Ministry of Industry and Information Technology, Key Laboratory of Advanced Marine Communication and Information Technology, Harbin, 150001, China.
Sci Rep. 2022 Apr 6;12(1):5819. doi: 10.1038/s41598-022-09672-1.
Growing evidence shows that long noncoding RNAs (lncRNAs) play an important role in cellular biological processes at multiple levels, such as gene imprinting, immune response, and genetic regulation, and are closely related to diseases because of their complex and precise control. However, most functions of lncRNAs remain undiscovered. Current computational methods for exploring lncRNA functions can avoid high-throughput experiments, but they usually focus on the construction of similarity networks and ignore the certain directed acyclic graph (DAG) formed by gene ontology annotations. In this paper, we view the function annotation work as a hierarchical multilabel classification problem and design a method HLSTMBD for classification with DAG-structured labels. With the help of a mathematical model based on Bayesian decision theory, the HLSTMBD algorithm is implemented with the long-short term memory network and a hierarchical constraint method DAGLabel. Compared with other state-of-the-art algorithms, the results on GOA-lncRNA datasets show that the proposed method can efficiently and accurately complete the label prediction work.
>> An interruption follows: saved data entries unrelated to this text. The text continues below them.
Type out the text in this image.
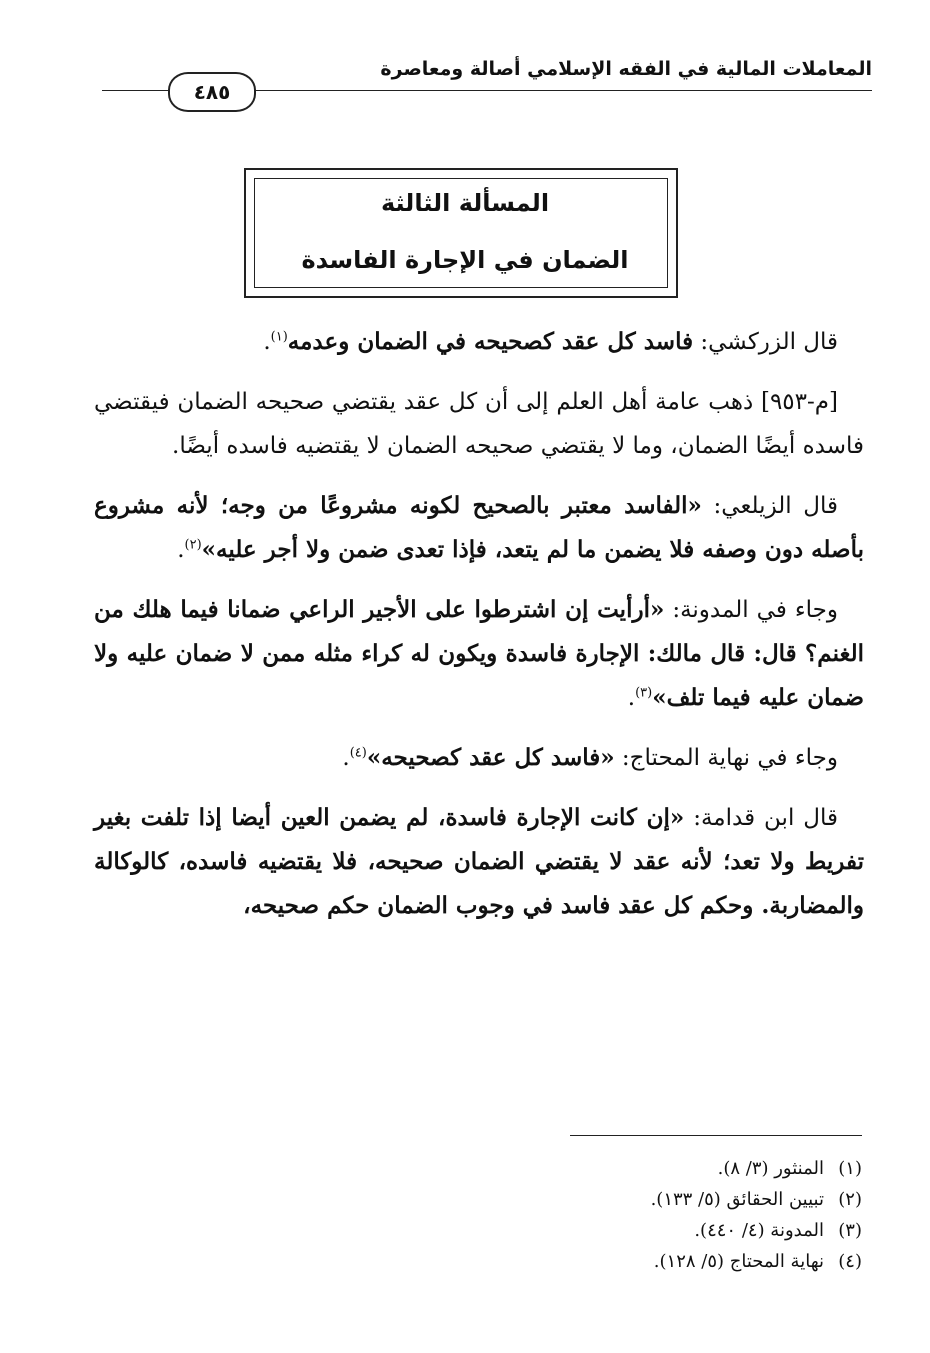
المعاملات المالية في الفقه الإسلامي أصالة ومعاصرة
٤٨٥
المسألة الثالثة
الضمان في الإجارة الفاسدة

قال الزركشي: فاسد كل عقد كصحيحه في الضمان وعدمه$^{(١)}$.

[م-٩٥٣] ذهب عامة أهل العلم إلى أن كل عقد يقتضي صحيحه الضمان فيقتضي فاسده أيضًا الضمان، وما لا يقتضي صحيحه الضمان لا يقتضيه فاسده أيضًا.

قال الزيلعي: «الفاسد معتبر بالصحيح لكونه مشروعًا من وجه؛ لأنه مشروع بأصله دون وصفه فلا يضمن ما لم يتعد، فإذا تعدى ضمن ولا أجر عليه»$^{(٢)}$.

وجاء في المدونة: «أرأيت إن اشترطوا على الأجير الراعي ضمانا فيما هلك من الغنم؟ قال: قال مالك: الإجارة فاسدة ويكون له كراء مثله ممن لا ضمان عليه ولا ضمان عليه فيما تلف»$^{(٣)}$.

وجاء في نهاية المحتاج: «فاسد كل عقد كصحيحه»$^{(٤)}$.

قال ابن قدامة: «إن كانت الإجارة فاسدة، لم يضمن العين أيضا إذا تلفت بغير تفريط ولا تعد؛ لأنه عقد لا يقتضي الضمان صحيحه، فلا يقتضيه فاسده، كالوكالة والمضاربة. وحكم كل عقد فاسد في وجوب الضمان حكم صحيحه،

(١)المنثور (٣/ ٨).

(٢)تبيين الحقائق (٥/ ١٣٣).

(٣)المدونة (٤/ ٤٤٠).

(٤)نهاية المحتاج (٥/ ١٢٨).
越来越多的证据表明,长非编码 RNA(lncRNA)在多个层面上的细胞生物学过程中发挥着重要作用,例如基因印记、免疫反应和遗传调控,并且由于其复杂而精确的控制,与疾病密切相关。然而,大多数 lncRNA 的功能仍然未知。目前用于探索 lncRNA 功能的计算方法可以避免高通量实验,但它们通常侧重于构建相似性网络,而忽略了由基因本体论注释形成的特定有向无环图(DAG)。在本文中,我们将功能注释工作视为层次多标签分类问题,并设计了一种具有 DAG 结构标签的分类方法 HLSTMBD。借助基于贝叶斯决策理论的数学模型,HLSTMBD 算法通过长短期记忆网络和层次约束方法 DAGLabel 来实现。与其他最先进的算法相比,在 GOA-lncRNA 数据集上的结果表明,所提出的方法可以有效地、准确地完成标签预测工作。